Improving Weakly-Supervised Object Localization Using Adversarial Erasing and Pseudo Label
Byeongkeun Kang, Sinhae Cha, Yeejin Lee
TL;DR
Problem: localize objects under weak supervision with only image-level labels. Approach: a three-component WSOL network with adversarial erasing losses on feature maps and foreground masks, plus a pixel-level pseudo-label loss guiding background suppression and foreground activation; the total objective blends seven terms: $L = L_{cls} + gamma1 L_{cls_fg} + gamma2 L_{ae} + gamma3 L_{ae_fg} + gamma4 L_{pseudo} + gamma5 L_{bas} + gamma6 L_{ac}$. Key contributions: implicit full-object localization without extra inference-time branches, two complementary erasing losses, and pixel-level pseudo-label supervision that improve localization accuracy.
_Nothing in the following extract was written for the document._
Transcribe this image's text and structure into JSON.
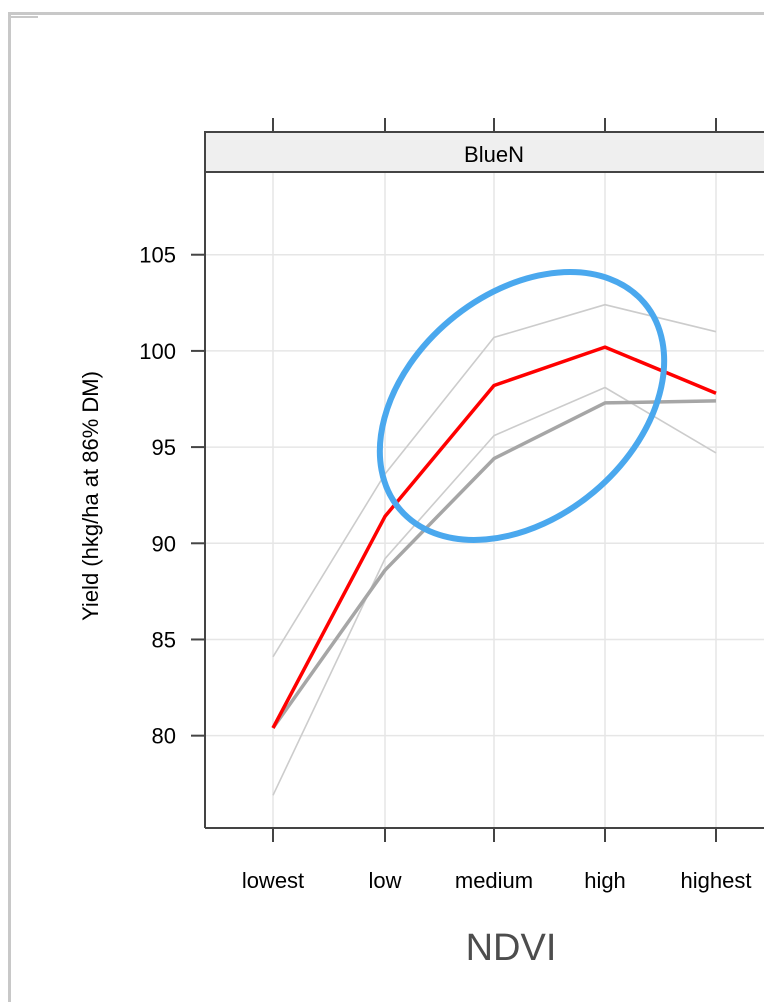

Findings: the method achieves state-of-the-art localization across ILSVRC-2012, CUB-200-2011, and PASCAL VOC 2012 for two backbones, with ablations confirming the contribution of each loss and the advantage of higher-resolution shared features. Significance: provides a practical, end-to-end WSOL framework that better suppresses backgrounds and covers the full object, enabling robust localization in weakly-supervised settings.
Abstract
Weakly-supervised learning approaches have gained significant attention due to their ability to reduce the effort required for human annotations in training neural networks. This paper investigates a framework for weakly-supervised object localization, which aims to train a neural network capable of predicting both the object class and its location using only images and their image-level class labels. The proposed framework consists of a shared feature extractor, a classifier, and a localizer. The localizer predicts pixel-level class probabilities, while the classifier predicts the object class at the image level. Since image-level class labels are insufficient for training the localizer, weakly-supervised object localization methods often encounter challenges in accurately localizing the entire object region. To address this issue, the proposed method incorporates adversarial erasing and pseudo labels to improve localization accuracy. Specifically, novel losses are designed to utilize adversarially erased foreground features and adversarially erased feature maps, reducing dependence on the most discriminative region. Additionally, the proposed method employs pseudo labels to suppress activation values in the background while increasing them in the foreground. The proposed method is applied to two backbone networks (MobileNetV1 and InceptionV3) and is evaluated on three publicly available datasets (ILSVRC-2012, CUB-200-2011, and PASCAL VOC 2012). The experimental results demonstrate that the proposed method outperforms previous state-of-the-art methods across all evaluated metrics.